Io non concepisco quegli allenatori che non danno la propria impronta alla squadra. Ce ne sono tanti che magari hanno anche vinto dei campionati, ma la loro unica istruzione è dare palla agli attaccanti, se ne hanno di forti, e vedere cosa succede. Non so dire se gli allenatori di oggi siano più scarsi di quelli di vent’anni fa, ma per me, come Ventura, Conte o Giampaolo, ce ne sono davvero pochi. Loro insegnano il calcio, non li chiamerei nemmeno allenatori: sono insegnanti, professori. Sono Maestri.
In carriera ho giocato praticamente solo in Serie B, ad eccezione dell’anno in A con il Toro e di quei primi mesi in Lega Pro con il Parma prima della promozione. Lo conosco bene come campionato, ne ho alle spalle una quindicina. È infinito, massacrante. È sempre stato così, tranne quest’anno: l’unico anno in cui non ci gioco io e hanno fatto a 19 squadre e con le soste. Non c’è mai stata una sosta in B, l’hanno fatto apposta! Scherzi a parte, il livello della B è sceso tantissimo. L’ultima stagione davvero competitiva forse fu quella in cui fummo promossi col Toro. Basti pensare che in quel campionato la Sampdoria con in rosa gente come Eder, Icardi, Pellè arrivò sesta.

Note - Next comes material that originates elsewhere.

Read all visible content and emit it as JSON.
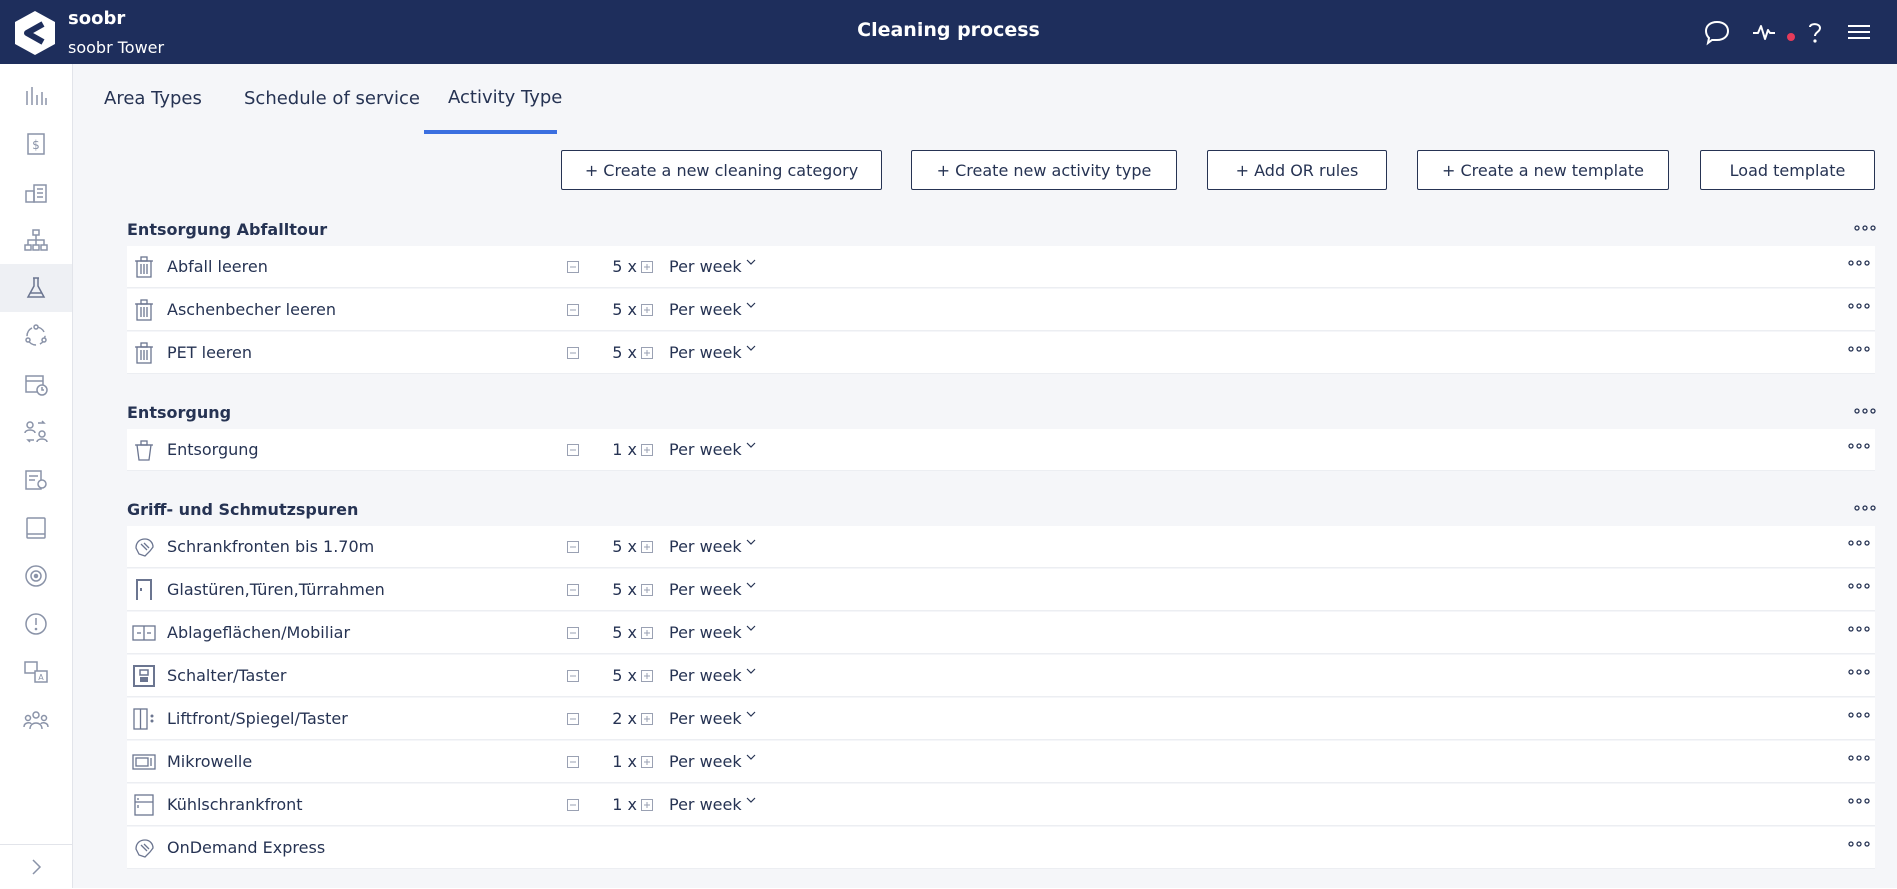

Il problema è che è diventata una lega di giovani. Una volta ce n’erano due o tre per squadra, adesso nelle rose ci sono dieci giovani appena usciti dalla Primavera e 7-8 giocatori esperti. Per forza che il livello scende. Un tempo i giovani uscivano dalle giovanili e andavano a farsi le ossa su campi improponibili in C1 o C2. Adesso iniziano direttamente dalla B, sono avvantaggiati, ma io credo che questo sistema non sia un bene nemmeno per loro. Perché se un giovane è bravo gioca, altrimenti si allena, migliora, lotta per un posto. Se invece tutto gli è dovuto non crescerà mai. Meglio per me se il livello rimane così basso, così posso davvero giocare fino a 40 anni! Guardate Campagnaro al Pescara: ha quasi 39 anni ed è ancora uno dei migliori della categoria.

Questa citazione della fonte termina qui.